Most politicians would have changed course at that point… Not Bernie. Every speech, every appearance, he hammered away on the economic and political forces that were killing America’s middle class.
He did it when it was out of fashion, when Republican conservatives scoffed at him, and when the Democrats dismissed him. Now income inequality and saving the middle class are the economic issues of the day.
That’s only one of the reasons [why] Bernie Sanders matters.”
— Excerpted from the Introduction (pages xi-xiii)
A low point in Senator Berrnie Sanders’ presidential campaign arrived last summer in Seattle when a couple of sisters representing the Black Lives Matter movement stormed the stage and snatched the microphone away from him before he even had a chance to speak. The 74 year-old Senator from Vermont ended up leaving the event without addressing the crowd.
Today, Bernie is giving his Democratic rival Hillary Clinton a run for the money, but still isn’t getting much respect from the African-American community.

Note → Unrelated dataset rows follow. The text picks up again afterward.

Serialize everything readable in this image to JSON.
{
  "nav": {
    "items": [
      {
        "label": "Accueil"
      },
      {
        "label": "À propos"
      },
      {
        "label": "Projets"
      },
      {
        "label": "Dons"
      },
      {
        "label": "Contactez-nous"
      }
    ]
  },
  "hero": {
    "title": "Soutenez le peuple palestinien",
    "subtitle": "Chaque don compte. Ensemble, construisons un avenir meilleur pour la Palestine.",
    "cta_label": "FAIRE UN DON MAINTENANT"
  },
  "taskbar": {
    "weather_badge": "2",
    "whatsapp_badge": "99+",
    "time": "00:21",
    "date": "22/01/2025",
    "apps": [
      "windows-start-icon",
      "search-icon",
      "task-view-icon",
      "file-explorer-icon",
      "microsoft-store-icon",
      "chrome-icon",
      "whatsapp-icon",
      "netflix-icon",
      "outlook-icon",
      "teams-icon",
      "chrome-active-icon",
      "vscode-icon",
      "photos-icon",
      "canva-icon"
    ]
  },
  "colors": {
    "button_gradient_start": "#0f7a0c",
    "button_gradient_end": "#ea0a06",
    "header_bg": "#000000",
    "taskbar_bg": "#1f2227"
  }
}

After all, the Congressional Black Caucus recently endorsed his opponent, including Representative John Lewis (D-GA), who specifically questioned the veracity of Sanders’ civil rights credentials.
Nevertheless, the truth ought to matter, and if you prefer to decide who to back based on the facts, you might like to check out Why Bernie Sanders Matters, a fascinating biography of the inveterate socialist running for the Democratic nomination.
This informative book was written by Harry Jaffe, editor-at-large at Washingtonian Magazine. Earlier in his career,
the reporter served as Press Secretary to Patrick Leahy, Vermont’s senior Senator, which means the author has close ties to the state Bernie represents.
Jaffe traces the arc of Bernie’s life, starting with his working-class Jewish roots in Brooklyn where he was first exposed to socialist ideas. We learn that he had his consciousness raised at an early age, having been influenced by the untimely demise of his parents as well as the rise of the Civil Rights Movement in the Fifties.
While attending the University of Chicago in the Sixties, he became a student organizer for the Congress of Racial Equality. In that capacity, he participated in the very first sit-in in the history of the Windy City, a protest of the school’s segregated housing policy.
Bernie has remained committed to progressive politics ever since, whether demonstrating against the Vietnam War, railing about income inequality or calling for universal healthcare. A longtime advocate for radical change who has never flip-flopped on the issues.